How are cryptographic hash functions designed?

Question

After reading about why one-way hash functions are one-way, I would like to know how to design a hash function. Yes, I know that it's a bad idea to not use a proven and tested hash function, but I would still like to know how what matters in the design, and what the design process is like.

I'm familiar with Feistel-network ciphers but those are necessarily reversible, which is horrible for a cryptographic hash. Is there some sort of construction that is well-used in cryptographic hashing? Something that makes it one-way?

Answer 1

Currently there is the NIST hash function competition running with the goal to find a replacement for the older SHA-1 and SHA-2 functions.
You can get whitepapers to all of the algorithms taking part there (see here for round 2 submissions). There are lots of different hash functions described, as well as their strengths and problems.

Answer 2

The 'one-way'-ness of a hash function is not an easy thing to compute. Generally hash functions are shown to be good quality by withstanding scrutiny from the cryptographic community for an extended period. You could have a look at some of the published attacks on existing hash functions and try to design a hash function that specifically avoids these, but even then it may prove to be weak to another new attack.

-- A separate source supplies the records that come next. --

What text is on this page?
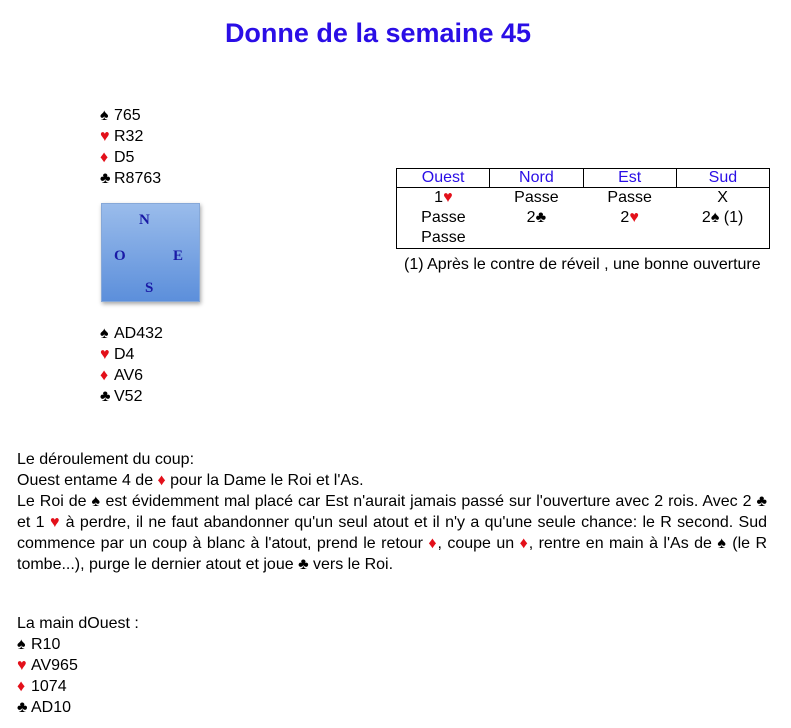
Donne de la semaine 45
♠ 765
♥ R32
♦ D5
♣ R8763
N
O	E
S
♠ AD432
♥ D4
♦ AV6
♣ V52
Ouest	Nord	Est	Sud
1♥	Passe	Passe	X
Passe	2♣	2♥	2♠ (1)
Passe			
(1) Après le contre de réveil , une bonne ouverture

Le déroulement du coup:

Ouest entame 4 de ♦ pour la Dame le Roi et l'As.

Le Roi de ♠ est évidemment mal placé car Est n'aurait jamais passé sur l'ouverture avec 2 rois. Avec 2 ♣ et 1 ♥ à perdre, il ne faut abandonner qu'un seul atout et il n'y a qu'une seule chance: le R second. Sud commence par un coup à blanc à l'atout, prend le retour ♦, coupe un ♦, rentre en main à l'As de ♠ (le R tombe...), purge le dernier atout et joue ♣ vers le Roi.

La main dOuest :
♠ R10
♥ AV965
♦ 1074
♣ AD10
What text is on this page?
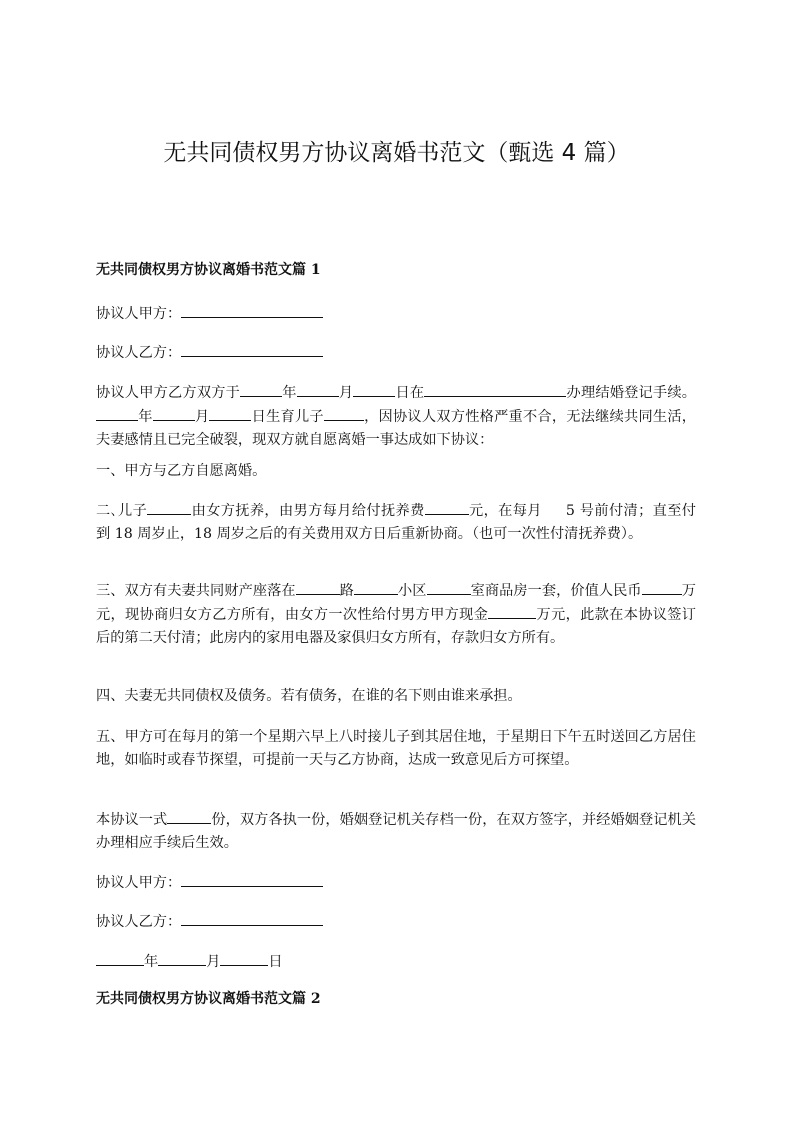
无共同债权男方协议离婚书范文（甄选 4 篇）
无共同债权男方协议离婚书范文篇 1

协议人甲方：

协议人乙方：

协议人甲方乙方双方于	年	月	日在	办理结婚登记手续。年	月	日生育儿子	，因协议人双方性格严重不合，无法继续共同生活，夫妻感情且已完全破裂，现双方就自愿离婚一事达成如下协议：

一、甲方与乙方自愿离婚。

二､儿子	由女方抚养，由男方每月给付抚养费	元，在每月 5 号前付清；直至付到 18 周岁止，18 周岁之后的有关费用双方日后重新协商。（也可一次性付清抚养费）。

三、双方有夫妻共同财产座落在	路	小区	室商品房一套，价值人民币	万元，现协商归女方乙方所有，由女方一次性给付男方甲方现金	万元，此款在本协议签订后的第二天付清；此房内的家用电器及家俱归女方所有，存款归女方所有。

四、夫妻无共同债权及债务。若有债务，在谁的名下则由谁来承担。

五、甲方可在每月的第一个星期六早上八时接儿子到其居住地，于星期日下午五时送回乙方居住地，如临时或春节探望，可提前一天与乙方协商，达成一致意见后方可探望。

本协议一式	份，双方各执一份，婚姻登记机关存档一份，在双方签字，并经婚姻登记机关办理相应手续后生效。

协议人甲方：

协议人乙方：

年	月	日

无共同债权男方协议离婚书范文篇 2
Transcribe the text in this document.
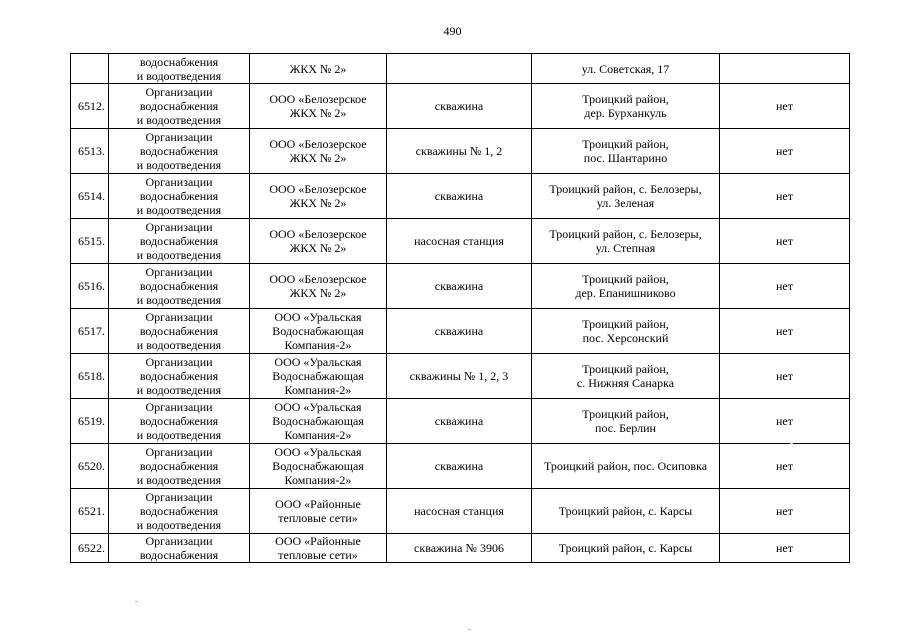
490

	водоснабжения
и водоотведения	ЖКХ № 2»		ул. Советская, 17	

6512.	Организации
водоснабжения
и водоотведения	ООО «Белозерское
ЖКХ № 2»	скважина	Троицкий район,
дер. Бурханкуль	нет

6513.	Организации
водоснабжения
и водоотведения	ООО «Белозерское
ЖКХ № 2»	скважины № 1, 2	Троицкий район,
пос. Шантарино	нет

6514.	Организации
водоснабжения
и водоотведения	ООО «Белозерское
ЖКХ № 2»	скважина	Троицкий район, с. Белозеры,
ул. Зеленая	нет

6515.	Организации
водоснабжения
и водоотведения	ООО «Белозерское
ЖКХ № 2»	насосная станция	Троицкий район, с. Белозеры,
ул. Степная	нет

6516.	Организации
водоснабжения
и водоотведения	ООО «Белозерское
ЖКХ № 2»	скважина	Троицкий район,
дер. Епанишниково	нет

6517.	Организации
водоснабжения
и водоотведения	ООО «Уральская
Водоснабжающая
Компания-2»	скважина	Троицкий район,
пос. Херсонский	нет

6518.	Организации
водоснабжения
и водоотведения	ООО «Уральская
Водоснабжающая
Компания-2»	скважины № 1, 2, 3	Троицкий район,
с. Нижняя Санарка	нет

6519.	Организации
водоснабжения
и водоотведения	ООО «Уральская
Водоснабжающая
Компания-2»	скважина	Троицкий район,
пос. Берлин	нет

6520.	Организации
водоснабжения
и водоотведения	ООО «Уральская
Водоснабжающая
Компания-2»	скважина	Троицкий район, пос. Осиповка	нет

6521.	Организации
водоснабжения
и водоотведения	ООО «Районные
тепловые сети»	насосная станция	Троицкий район, с. Карсы	нет

6522.	Организации
водоснабжения	ООО «Районные
тепловые сети»	скважина № 3906	Троицкий район, с. Карсы	нет
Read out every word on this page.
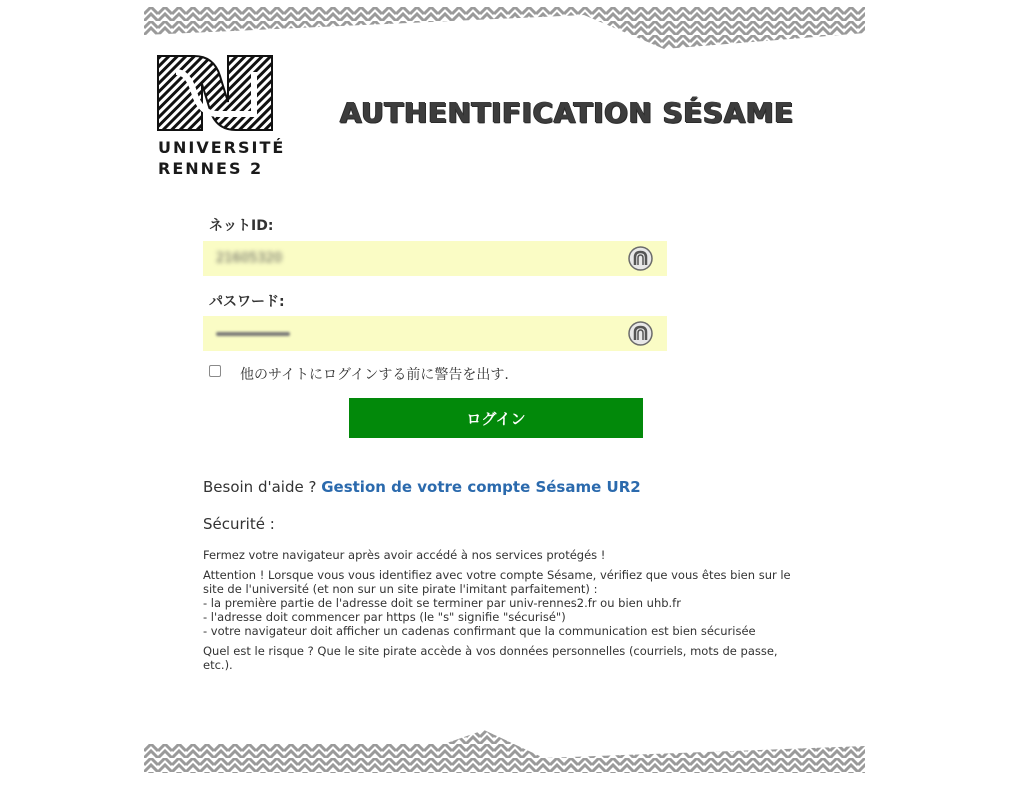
UNIVERSITÉ
RENNES 2
AUTHENTIFICATION SÉSAME
ネットID:
21605320
パスワード:
他のサイトにログインする前に警告を出す.
ログイン
Besoin d'aide ? Gestion de votre compte Sésame UR2
Sécurité :

Fermez votre navigateur après avoir accédé à nos services protégés !

Attention ! Lorsque vous vous identifiez avec votre compte Sésame, vérifiez que vous êtes bien sur le
site de l'université (et non sur un site pirate l'imitant parfaitement) :
- la première partie de l'adresse doit se terminer par univ-rennes2.fr ou bien uhb.fr
- l'adresse doit commencer par https (le "s" signifie "sécurisé")
- votre navigateur doit afficher un cadenas confirmant que la communication est bien sécurisée

Quel est le risque ? Que le site pirate accède à vos données personnelles (courriels, mots de passe,
etc.).
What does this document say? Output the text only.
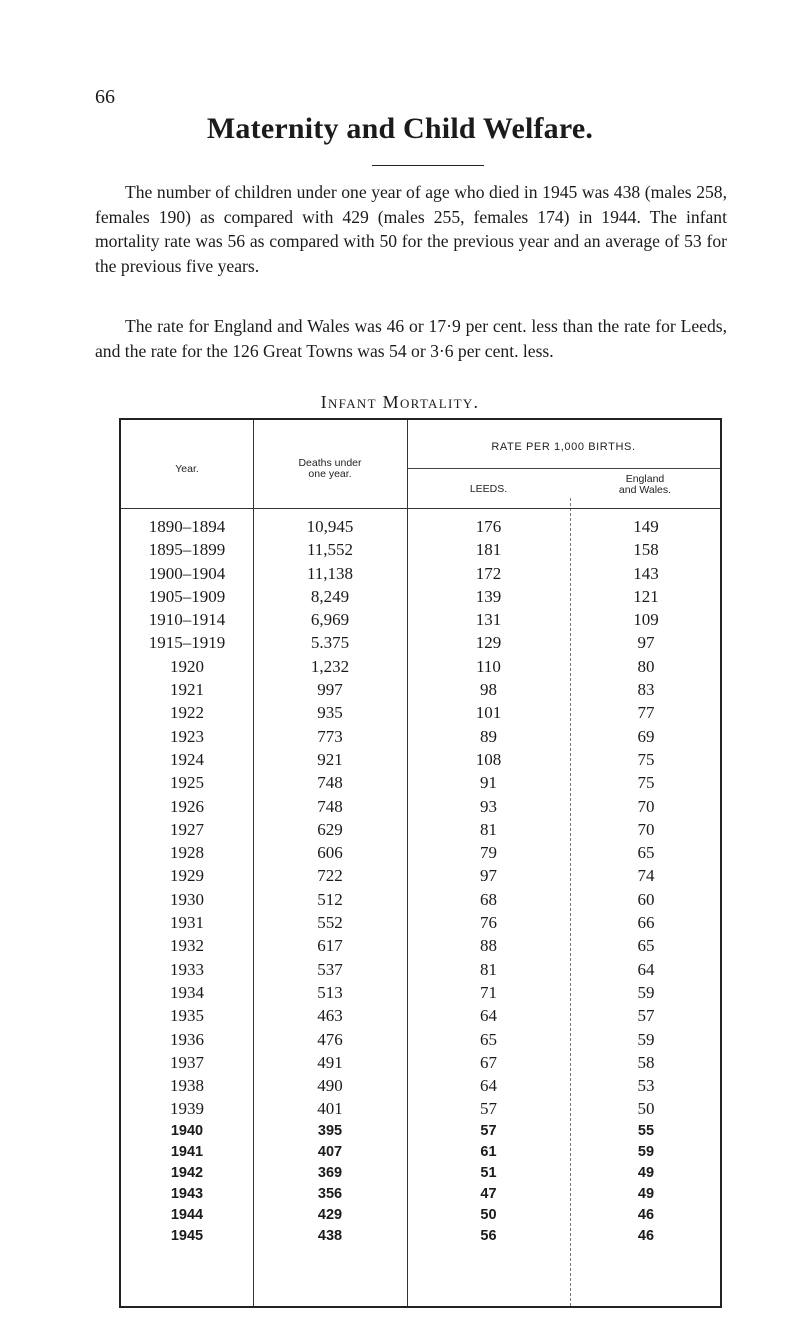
66
Maternity and Child Welfare.

The number of children under one year of age who died in 1945 was 438 (males 258, females 190) as compared with 429 (males 255, females 174) in 1944. The infant mortality rate was 56 as compared with 50 for the previous year and an average of 53 for the previous five years.

The rate for England and Wales was 46 or 17·9 per cent. less than the rate for Leeds, and the rate for the 126 Great Towns was 54 or 3·6 per cent. less.

Infant Mortality.
Year.	Deaths under
one year.
RATE PER 1,000 BIRTHS.
LEEDS.
England
and Wales.
1890–1894	10,945	176	149
1895–1899	11,552	181	158
1900–1904	11,138	172	143
1905–1909	8,249	139	121
1910–1914	6,969	131	109
1915–1919	5.375	129	97
1920	1,232	110	80
1921	997	98	83
1922	935	101	77
1923	773	89	69
1924	921	108	75
1925	748	91	75
1926	748	93	70
1927	629	81	70
1928	606	79	65
1929	722	97	74
1930	512	68	60
1931	552	76	66
1932	617	88	65
1933	537	81	64
1934	513	71	59
1935	463	64	57
1936	476	65	59
1937	491	67	58
1938	490	64	53
1939	401	57	50
1940	395	57	55
1941	407	61	59
1942	369	51	49
1943	356	47	49
1944	429	50	46
1945	438	56	46
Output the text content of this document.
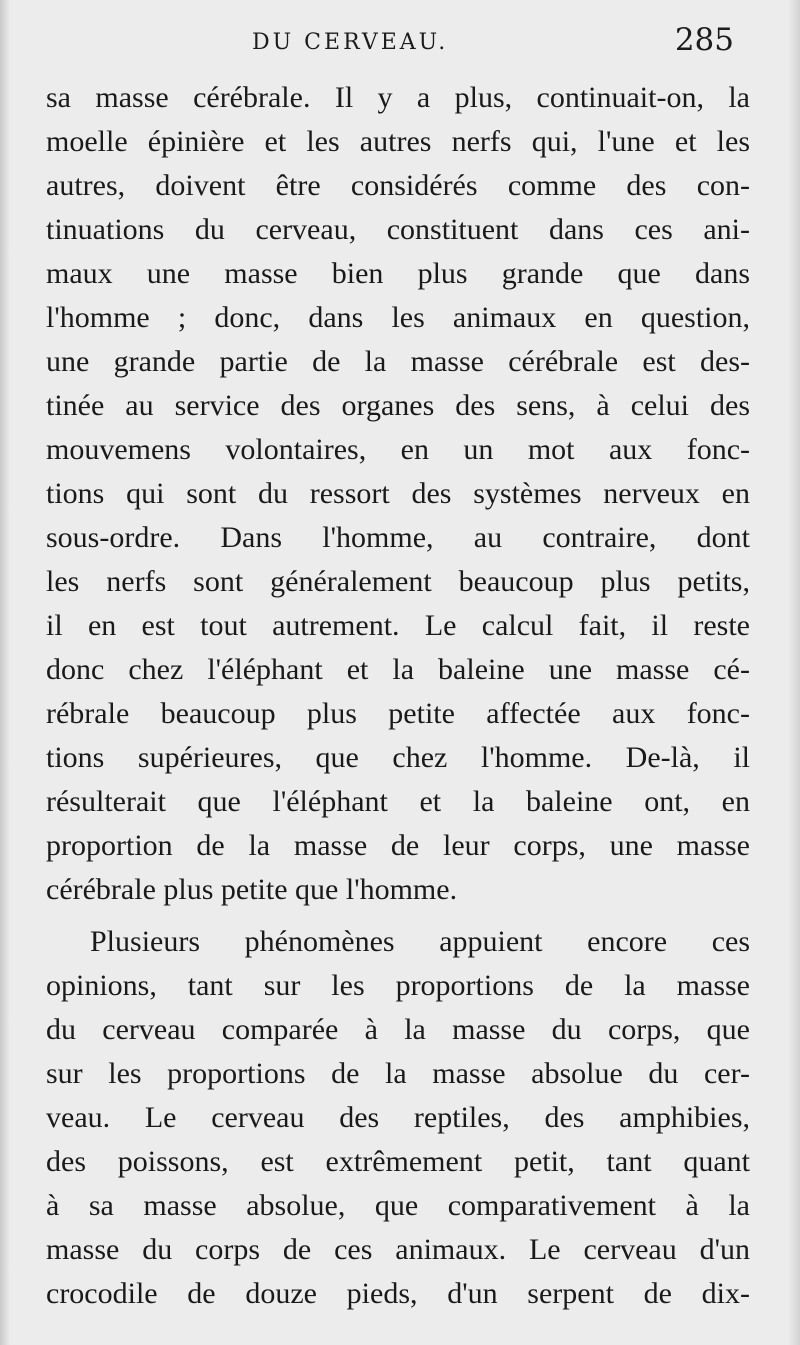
DU CERVEAU.	285
sa masse cérébrale. Il y a plus, continuait-on, la
moelle épinière et les autres nerfs qui, l'une et les
autres, doivent être considérés comme des con-
tinuations du cerveau, constituent dans ces ani-
maux une masse bien plus grande que dans
l'homme ; donc, dans les animaux en question,
une grande partie de la masse cérébrale est des-
tinée au service des organes des sens, à celui des
mouvemens volontaires, en un mot aux fonc-
tions qui sont du ressort des systèmes nerveux en
sous-ordre. Dans l'homme, au contraire, dont
les nerfs sont généralement beaucoup plus petits,
il en est tout autrement. Le calcul fait, il reste
donc chez l'éléphant et la baleine une masse cé-
rébrale beaucoup plus petite affectée aux fonc-
tions supérieures, que chez l'homme. De-là, il
résulterait que l'éléphant et la baleine ont, en
proportion de la masse de leur corps, une masse
cérébrale plus petite que l'homme.
Plusieurs phénomènes appuient encore ces
opinions, tant sur les proportions de la masse
du cerveau comparée à la masse du corps, que
sur les proportions de la masse absolue du cer-
veau. Le cerveau des reptiles, des amphibies,
des poissons, est extrêmement petit, tant quant
à sa masse absolue, que comparativement à la
masse du corps de ces animaux. Le cerveau d'un
crocodile de douze pieds, d'un serpent de dix-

For a very good starting point though I would recommend reading up on the NIST competition (see tanascius' answer).

Answer 3

Hash function and other cryptographic functions are created with very strong mathematical concepts. Most of them are built thus it is not necessarily unable to reverse/decrypt them but depending on the performance of current computers, it is infeasible to do so. That was why previously certified DES and MD5 algorithm are now obsolete. That being told I suggest you read up on mathematical concepts related to cryptographic hash functions first. Which one's? I'd leave that for someone who is more knowledgeable than me :)

Answer 4

First of all you should read chapter 9 of "The Handbook". The full name of this book is "The Handbook Of Applied Cryptography".

Next I recommend that you look at the analysis of existing hash functions. For instance Skein is one of the strongest SHA-3 competitors. Skien's submission contains a lot of documentation on how it is constructed and proven to be secure.

Answer 5

You should start with Bruce Schneier's book It is a comprehensive introductory textbook on designing crytographic algorithms of all kinds

Answer 6

The PHD thesis of cryptographer Bart Preneel is a good overview of this subject: Analysis and Design of Cryptographic Hash Functions.